The country's external debt and liabilities continued to grow reaching historic level of $88.9 billion at the end of first half (July-Dec) of this fiscal year (FY18), mainly due to fresh borrowing from multilateral and bilateral sources on account of public debt. Economists said it appears that the federal government has borrowed enough in the preceding quarter to make the external debt payments and build the depleting foreign exchange reserves.
"The major surge has been arrived from public external debt and accordingly, the country's overall external debt and liabilities have reached at new historic level. The federal government borrowed some $2.5 billion through the auction for Sukuk and Eurobond in the international market in November 2017," they added. However, they said that fresh external borrowing and other foreign inflows were unable to finance the higher current account gap and hence compelled the federal government to utilize foreign exchange reserves for external debt servicing of which forex reserves have reached below $19 billion in the first week of February.
According to State Bank of Pakistan (SBP), the country's external debt and liabilities (stocks) posted an increase of 7 percent during July-December of FY18. Pakistan's total external debt and liabilities rose to $88.89 billion mark as on December 31, 2017 compared to $83.092 billion on June 30, 2017, depicting an increase of $5.799 billion during the first half of FY18.
However, as percent of GDP, total external debt and liabilities are almost flat at 27.4 percent at the end of first half of this fiscal year. During the period under review, the official foreign exchange reserve declined to $14.329 billion down from $16.243 billion, a decline of some $2 billion.
The total stocks of debt and liabilities comprise Paris Club, Euro Sukuk global Bond, IMF loan, foreign exchange liabilities, Public Sector Enterprises (PSE) guaranteed debt and non-guaranteed debt, bank borrowing, non-residential deposits, private sector guaranteed/non-guaranteed debt and foreign exchange liabilities and debt liabilities to direct investors.
The detailed analysis revealed that public external debt has highest share of 63 percent in the country's total external debt and liabilities. Public external debt posted an increase of 6.6 percent or $4.408 billion in the first half of this fiscal year. Out of total external debt and liabilities, external public debt stood at $70.511 billion in December 2017 compared to $66.103 billion at the end of June 2017.

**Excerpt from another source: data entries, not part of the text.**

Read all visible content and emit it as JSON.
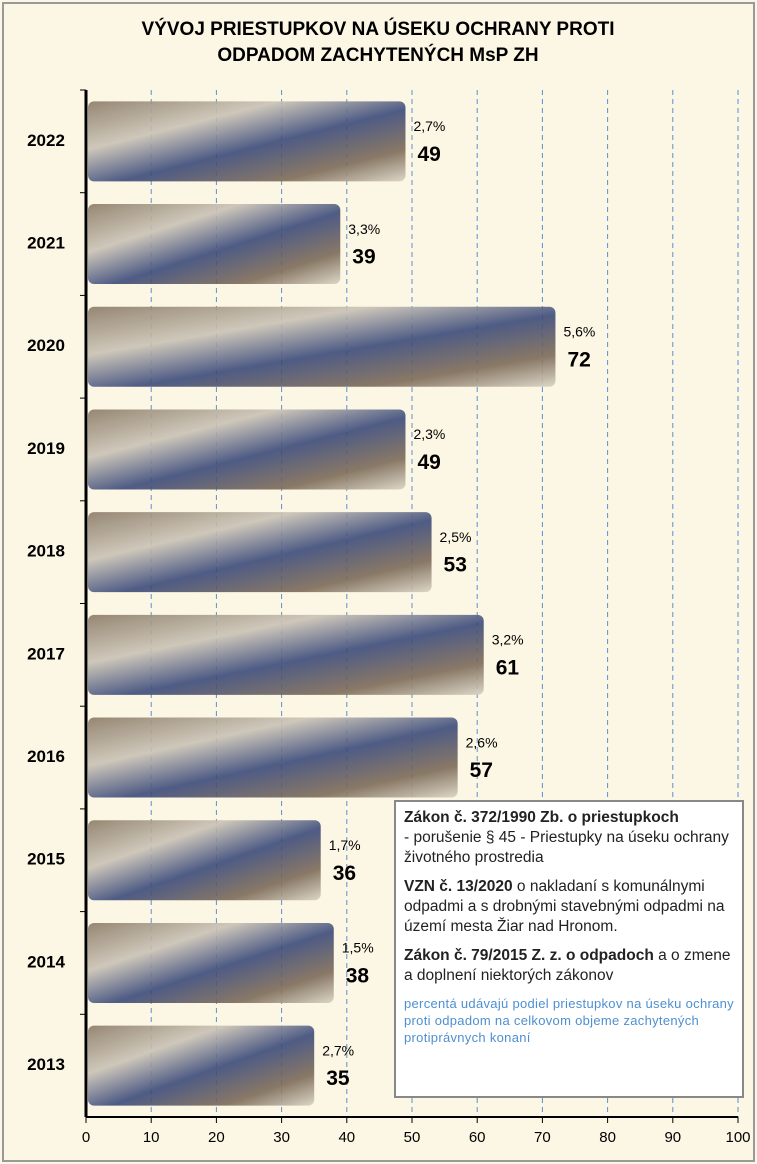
{
  "chart_data": {
    "type": "bar",
    "orientation": "horizontal",
    "title": [
      "VÝVOJ PRIESTUPKOV NA ÚSEKU OCHRANY PROTI",
      "ODPADOM ZACHYTENÝCH MsP ZH"
    ],
    "categories": [
      "2022",
      "2021",
      "2020",
      "2019",
      "2018",
      "2017",
      "2016",
      "2015",
      "2014",
      "2013"
    ],
    "values": [
      49,
      39,
      72,
      49,
      53,
      61,
      57,
      36,
      38,
      35
    ],
    "share_labels": [
      "2,7%",
      "3,3%",
      "5,6%",
      "2,3%",
      "2,5%",
      "3,2%",
      "2,6%",
      "1,7%",
      "1,5%",
      "2,7%"
    ],
    "xlim": [
      0,
      100
    ],
    "xticks": [
      0,
      10,
      20,
      30,
      40,
      50,
      60,
      70,
      80,
      90,
      100
    ],
    "grid": true,
    "notes": [
      {
        "bold": "Zákon č. 372/1990 Zb.",
        "bold2": "o priestupkoch",
        "text": "- porušenie § 45 - Priestupky na úseku ochrany životného prostredia"
      },
      {
        "bold": "VZN č. 13/2020",
        "text": "o nakladaní s komunálnymi odpadmi a s drobnými stavebnými odpadmi na území mesta Žiar nad Hronom."
      },
      {
        "bold": "Zákon č. 79/2015 Z. z. o odpadoch",
        "text": "a o zmene a doplnení niektorých zákonov"
      }
    ],
    "footnote": "percentá udávajú podiel priestupkov na úseku ochrany proti odpadom na celkovom objeme zachytených protiprávnych konaní"
  }
}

During the period under review, among public debt, long-term debt portfolio increased from $55.547 billion to $59.445billion. The IMF debt surged by $147 million to reach $6.256 billion. In addition, PSEs debt went up by $237 million to $2.943 billion in December 2017.
With an increase of 4 percent or $184 million, bank borrowing reached $4.703 billion at the end of December 2017 compared to $4.519 billion in June 2017. Private sector debt also showed an upward trend surging by 11 percent during the first half of this fiscal year. Private sector debt stood at $7.236 billion at the end of December 2017, up from $6.505 billion in June 2017. Similarly, during the period under review, debt liabilities to direct investors moved up by $244 million to $3.498 billion at the end of first half of this fiscal year.